Startpunkt der Erfolgsgesichte Davids
"Aber du, Betlehem-Efrata, bist zwar klein unter den Sippen Judas, aus dir wird mir einer hervorgehen, der über Israel herrschen soll. Seine Ursprünge liegen in ferner Vorzeit, in längst vergangenen Tagen." So wird es in Micha 5,1 verkündet, und deswegen verkünden die Evangelisten Matthäus und Lukas die Geburt Jesu in Betlehem. An diesem Ort wuchs David nicht nur auf, sondern wurde auch durch den Propheten Samuel zum König gesalbt (1 Sam 16,1–13). Von dort nahm die Erfolgsgeschichte Davids, der gemäß den Samuelbüchern die zwölf Stämme Israel vereinte und ein großes Reich schuf, seinen Anfang. Und diese Hoffnung blühte gerade im Angesicht der tiefsten Krise des davidischen Königtums auf. Kurz zuvor wird in Micha 4,9–10 das traurige Schicksal Jerusalems verkündet: Die Stadt steht ohne König dar, sie soll sich winden und schreien "wie eine Gebärende", denn ihre Bewohner werden "nach Babel" ins Exil geführt werden.

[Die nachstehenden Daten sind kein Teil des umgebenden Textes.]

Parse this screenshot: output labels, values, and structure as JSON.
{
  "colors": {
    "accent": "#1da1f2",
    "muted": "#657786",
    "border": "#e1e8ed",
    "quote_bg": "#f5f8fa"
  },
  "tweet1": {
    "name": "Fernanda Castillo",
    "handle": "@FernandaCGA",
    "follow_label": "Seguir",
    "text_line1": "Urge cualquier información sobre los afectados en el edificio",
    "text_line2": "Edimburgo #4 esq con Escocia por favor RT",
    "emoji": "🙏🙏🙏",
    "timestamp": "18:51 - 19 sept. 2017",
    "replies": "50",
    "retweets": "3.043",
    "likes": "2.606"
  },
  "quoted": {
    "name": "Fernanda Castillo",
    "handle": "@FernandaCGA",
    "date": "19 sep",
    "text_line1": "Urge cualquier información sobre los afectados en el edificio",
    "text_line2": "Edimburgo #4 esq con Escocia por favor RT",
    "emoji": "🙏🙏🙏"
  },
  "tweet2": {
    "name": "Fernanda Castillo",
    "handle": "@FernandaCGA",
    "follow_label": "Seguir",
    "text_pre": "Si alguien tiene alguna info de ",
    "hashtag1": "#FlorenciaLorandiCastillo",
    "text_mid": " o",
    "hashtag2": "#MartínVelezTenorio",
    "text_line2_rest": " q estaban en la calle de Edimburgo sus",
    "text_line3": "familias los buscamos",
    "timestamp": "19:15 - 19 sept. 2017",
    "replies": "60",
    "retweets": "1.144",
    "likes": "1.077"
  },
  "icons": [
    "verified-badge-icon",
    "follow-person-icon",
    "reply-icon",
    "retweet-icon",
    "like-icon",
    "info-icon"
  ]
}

Dem Untergang der Hauptstadt wird nun die von Betlehem ausgehende Hoffnung entgegengesetzt. Aus der als "klein" bezeichneten, unbedeutenden Stadt, wird ein Herrscher hervorgehen, der "groß sein wird bis an die Grenzen der Erde" (Mi 5,3). Für das Auftreten dieses mächtigen Herrschers wird weder ein Termin angegeben noch wird er konkret benannt. Doch der vorherige Vers verdeutlicht entgegen der üblichen christlichen Leseweise, dass sein Amtsantritt erst geschehen wird, wenn die Not des Volkes gewendet, das heißt das babylonische Exil beendet ist. "Darum gibt er sie preis, bis zu der Zeit, da die Gebärende geboren hat. Dann wird der Rest seiner Brüder zurückkehren zu den Söhnen Israels" (Mi 4,2). Die Gebärende ist, wie das vorherige Kapitel verdeutlicht, die Stadt Jerusalem und ihre Not ist die Führung ins Exil. Liest man die Verheißung in Micha 5,1–3 im Kontext, ergibt sich ein Geschehenszusammenhang: Vers 1 kündigt allgemein das Kommen des neuen Herrschers aus Betlehem an, Vers 2 verdeutlicht das die Wende der Not, also das Ende des Exils die Voraussetzung für sein Kommen ist, und gemäß Vers 3 bedeutet sein Herrschaftsantritt, dass das Volk nun wieder in Frieden "wohnen" kann (wie es dem Volk schon gemäß 2 Samuel 7,10–11 zur Zeit Davids versprochen wurde). Dies ist die Hoffnung auf politische Selbstständigkeit und Sicherheit für das Volk Israel.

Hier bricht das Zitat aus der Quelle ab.